When Ross got off the phone, the first thing we wanted was to get me to bed but, when I tried to move, I was so weak that I couldn't even lift my arms. It was like I was paralyzed and couldn't move, much less get up or even crawl. At that point, Ross got it in his head that he was going to carry me to bed but, since that would have been like trying to bench press a sweaty hippopotamus, I told him I wanted to lay down in the hall until I felt better. Unfortunately, I didn't even have the strength to lay down so Ross maneuvered me onto my side, got a pillow for my head, then laid down right along with me.

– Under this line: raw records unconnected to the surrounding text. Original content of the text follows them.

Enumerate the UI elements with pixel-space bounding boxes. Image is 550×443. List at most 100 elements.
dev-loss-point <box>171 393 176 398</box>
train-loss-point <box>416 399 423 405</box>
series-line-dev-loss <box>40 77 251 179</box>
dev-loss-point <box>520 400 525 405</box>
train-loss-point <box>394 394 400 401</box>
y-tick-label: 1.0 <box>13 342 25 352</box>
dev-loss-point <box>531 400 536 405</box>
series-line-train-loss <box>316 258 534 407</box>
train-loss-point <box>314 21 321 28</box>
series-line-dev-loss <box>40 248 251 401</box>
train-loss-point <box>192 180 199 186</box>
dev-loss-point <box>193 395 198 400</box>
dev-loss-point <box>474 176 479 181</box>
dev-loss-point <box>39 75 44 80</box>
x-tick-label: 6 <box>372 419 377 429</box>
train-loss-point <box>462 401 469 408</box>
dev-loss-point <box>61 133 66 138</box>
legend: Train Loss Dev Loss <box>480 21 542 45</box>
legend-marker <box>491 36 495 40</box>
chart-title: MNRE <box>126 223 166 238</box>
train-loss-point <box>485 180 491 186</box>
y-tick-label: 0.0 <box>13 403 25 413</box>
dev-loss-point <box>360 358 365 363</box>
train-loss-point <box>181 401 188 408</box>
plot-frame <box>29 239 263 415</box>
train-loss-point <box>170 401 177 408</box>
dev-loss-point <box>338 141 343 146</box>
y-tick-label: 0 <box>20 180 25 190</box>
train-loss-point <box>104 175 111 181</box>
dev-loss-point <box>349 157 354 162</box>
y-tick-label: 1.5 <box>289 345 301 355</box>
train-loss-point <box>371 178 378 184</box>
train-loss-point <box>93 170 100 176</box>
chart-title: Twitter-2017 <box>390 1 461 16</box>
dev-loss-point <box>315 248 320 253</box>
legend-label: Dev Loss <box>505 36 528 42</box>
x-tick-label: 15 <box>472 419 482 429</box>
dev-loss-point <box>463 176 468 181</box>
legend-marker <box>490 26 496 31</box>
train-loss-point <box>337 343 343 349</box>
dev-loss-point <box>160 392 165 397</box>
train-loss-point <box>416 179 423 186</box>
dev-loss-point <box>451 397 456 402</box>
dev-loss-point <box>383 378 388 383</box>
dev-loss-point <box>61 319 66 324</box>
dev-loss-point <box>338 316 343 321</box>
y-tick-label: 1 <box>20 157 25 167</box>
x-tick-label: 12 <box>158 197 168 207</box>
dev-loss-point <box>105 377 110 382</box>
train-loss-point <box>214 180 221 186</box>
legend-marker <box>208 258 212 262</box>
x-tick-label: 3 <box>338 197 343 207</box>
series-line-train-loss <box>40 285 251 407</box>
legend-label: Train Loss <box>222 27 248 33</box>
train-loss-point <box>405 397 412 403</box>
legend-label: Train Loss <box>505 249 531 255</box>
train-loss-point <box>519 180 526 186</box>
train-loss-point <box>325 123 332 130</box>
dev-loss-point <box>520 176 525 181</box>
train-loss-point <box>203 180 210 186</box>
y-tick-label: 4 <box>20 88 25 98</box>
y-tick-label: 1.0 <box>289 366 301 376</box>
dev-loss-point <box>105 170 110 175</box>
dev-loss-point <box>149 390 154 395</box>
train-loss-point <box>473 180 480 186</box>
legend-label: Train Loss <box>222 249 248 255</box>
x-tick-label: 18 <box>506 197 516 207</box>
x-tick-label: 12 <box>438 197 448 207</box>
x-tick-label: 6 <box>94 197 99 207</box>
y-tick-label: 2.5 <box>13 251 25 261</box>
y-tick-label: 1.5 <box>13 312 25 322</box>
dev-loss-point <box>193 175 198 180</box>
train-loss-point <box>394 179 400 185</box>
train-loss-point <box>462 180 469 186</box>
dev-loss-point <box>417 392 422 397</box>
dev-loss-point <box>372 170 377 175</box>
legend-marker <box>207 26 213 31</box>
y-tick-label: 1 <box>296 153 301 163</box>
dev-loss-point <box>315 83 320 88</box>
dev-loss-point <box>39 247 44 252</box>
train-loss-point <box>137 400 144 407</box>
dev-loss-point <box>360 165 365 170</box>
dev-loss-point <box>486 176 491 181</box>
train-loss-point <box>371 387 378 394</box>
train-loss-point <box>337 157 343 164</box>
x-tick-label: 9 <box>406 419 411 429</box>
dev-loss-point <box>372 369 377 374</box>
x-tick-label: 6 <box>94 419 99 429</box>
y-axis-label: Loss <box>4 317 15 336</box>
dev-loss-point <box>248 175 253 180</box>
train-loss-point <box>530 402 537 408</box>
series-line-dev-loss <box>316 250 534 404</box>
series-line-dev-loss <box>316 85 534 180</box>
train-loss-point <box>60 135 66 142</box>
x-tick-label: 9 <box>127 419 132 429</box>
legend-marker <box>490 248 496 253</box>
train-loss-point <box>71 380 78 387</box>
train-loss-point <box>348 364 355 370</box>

"Just go to bed," I told him, knowing he was cold and uncomfortable, assuring him that I was ok, that there was nothing more he could do, and that there was no reason for him to sleep on the floor if he didn't have to. But he didn't budge or say a word. Instead, he just rearranged his pillow, patting it contently like he'd just found the perfect position, and settled in beside me, making it clear that he wasn't going to move. As long as I was on the floor, he would be, too.

So we laid on the floor, with Ross gently stroking my sweaty hair and body and telling me that everything was going to be ok, until I recovered enough to crawl to bed. And I do mean crawl. I was still so weak that I couldn't stand so I literally had to crawl, and I wouldn't even have been able to do that if it weren't for Ross helping and cheering me on. But I had to laugh at the absurdity of the moment. There I was, half naked and covered in sweat, wobbly crawling along like a drunken animal, with Ross rooting me on as though I were climbing Mt Everest. Almost there! Just a few more feet! You're doing great, babe!

And when I finally got to the bed, I did feel like I was climbing Everest because our bed is tall and the prospect of getting from the floor up to bed seemed utterly impossible. Even now I'm not sure how we overcame that hurdle. I just remember being on my hands and knees one moment, Ross leaning over me and saying, "ok, ready?" and then doing a faceplant into bed. It wasn't graceful, that's for sure, and I was still horribly ill and weak, but I would finally be able to rest in the comfort of bed and that felt like salvation.

I slept the rest of the morning only to wake up in the afternoon and find that I didn't feel much better, which kind of tweaked me out. I've never had a seizure before so I had no idea what the recovery process is like or how long it takes, but still feeling so ill and weak hours after the fact scared me. I slept the rest of the afternoon, though, and by the time I woke up tonight the nausea was finally dissipating, my strength was returning, and my brain felt a little less like a fried circuit board. Suffice it to say those are welcome improvements.

I've since done some research on seizures and found that it takes 24-48 hours to recover from one, so I'm not as worried about the fact that I still feel off kilter. And based on what Ross and I have read about seizures, our best guess is that mine was caused by the combination of low blood sugar, medications I take, and playing a game with psychedelic animation. Probably needless to say, there will be no more playing psychedelic games while starving and hopped up on prescription medications. Who knew such a thing could be a bad idea? Ahem.

I've been writing this in spurts since I'm too wiped out to do it all at once and, since I need to take a break again and I'm not even sure if this is coherent, I think I'll just bring it to a close. But there is one last thing that I want and need to say, which is... Thank you, Ross. You truly are the greatest. I was scared out of my mind this morning but, as always, you helped make everything better and it's at times like these that I could honestly weep with gratitude for all the love, strength, comfort, and joy you constantly and freely give me.